The word "Ch'an" can mean enlightenment, and enlightenment can be understood to mean realizing "the first meaning, " or "the ultimate truth." In Ch'an, there is also what is called "secondary meaning, " or "conventional truth." Conventional truth can be expressed in words and concepts, but the primary, or ultimate, truth of Ch'an cannot be expressed in words. In the Ch'an tradition, sometimes the ultimate truth is compared to the moon, and the conventional truth compared to a finger pointing at the moon. No one would mistake the finger for the moon. Words, language, ideas, and concepts are like the finger and can express just the conventional truth. These words and concepts only point to the ultimate truth. The ultimate truth can be called mind, original nature, or Buddha-nature. It is something everyone must experience for himself or herself. It can never be fully described.

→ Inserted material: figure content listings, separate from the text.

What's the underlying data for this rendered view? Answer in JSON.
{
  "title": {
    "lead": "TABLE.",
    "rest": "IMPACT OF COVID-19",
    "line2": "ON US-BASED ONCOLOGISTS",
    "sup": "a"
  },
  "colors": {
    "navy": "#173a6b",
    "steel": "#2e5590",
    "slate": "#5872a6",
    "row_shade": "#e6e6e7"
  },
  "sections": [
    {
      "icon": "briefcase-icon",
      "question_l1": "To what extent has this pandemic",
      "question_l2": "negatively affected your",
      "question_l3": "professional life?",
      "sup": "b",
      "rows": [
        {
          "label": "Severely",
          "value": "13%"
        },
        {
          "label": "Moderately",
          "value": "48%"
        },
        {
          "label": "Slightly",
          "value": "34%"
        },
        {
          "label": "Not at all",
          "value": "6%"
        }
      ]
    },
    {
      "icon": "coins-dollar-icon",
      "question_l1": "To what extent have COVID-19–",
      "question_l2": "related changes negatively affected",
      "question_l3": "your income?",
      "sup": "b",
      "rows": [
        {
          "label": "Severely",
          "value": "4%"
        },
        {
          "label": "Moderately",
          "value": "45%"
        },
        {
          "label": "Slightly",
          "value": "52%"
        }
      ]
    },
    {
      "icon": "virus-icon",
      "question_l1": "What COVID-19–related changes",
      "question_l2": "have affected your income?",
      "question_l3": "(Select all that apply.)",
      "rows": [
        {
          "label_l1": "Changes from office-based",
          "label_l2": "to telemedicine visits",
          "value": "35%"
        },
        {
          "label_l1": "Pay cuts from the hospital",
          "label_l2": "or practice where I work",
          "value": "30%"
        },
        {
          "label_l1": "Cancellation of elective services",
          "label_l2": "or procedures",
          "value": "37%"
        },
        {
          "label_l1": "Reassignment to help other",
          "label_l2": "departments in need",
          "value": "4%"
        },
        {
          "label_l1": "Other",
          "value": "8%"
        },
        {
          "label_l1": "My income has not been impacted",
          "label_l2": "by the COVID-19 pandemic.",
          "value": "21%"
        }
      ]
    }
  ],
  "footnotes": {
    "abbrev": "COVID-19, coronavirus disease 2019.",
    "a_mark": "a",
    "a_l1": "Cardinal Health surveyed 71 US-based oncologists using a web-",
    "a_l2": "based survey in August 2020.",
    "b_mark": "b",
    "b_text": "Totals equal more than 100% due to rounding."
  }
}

What is the source of Ch'an? According to the Ch'an lore, the monk Bodhidharma brought Ch'an from India to China in about 500 C.E., more than a thousand years after Shakyamuni Buddha's death. But Indian history contains few records of the interim period, so we know relatively little about the origins of Ch'an practice.

We do know stories and legends that describe the origins of Ch'an. Most famous is the account of the transmission of the Dharma to Mahakashyapa, one of the Buddha's chief disciples, who became the First Patriarch in the Ch'an lineage. The story is this: one day during a sermon at Vulture Peak, Shakyamuni Buddha held a flower in his hand in front of the assembly and did not speak. No one seemed to know what this gesture meant, but Mahakashyapa smiled. The Buddha said, "The Treasure of the Eye of the True Dharma, the Wondrous Mind of Nirvana; only Mahakashyapa understands." This event marks the beginning of the Ch'an lineage and the master-to-disciple transmission that continues to this day. This story was unknown to Buddhist history until the tenth-century Song dynasty. But the literal truth of the story is not as important as the message it contains about the nature of Ch'an.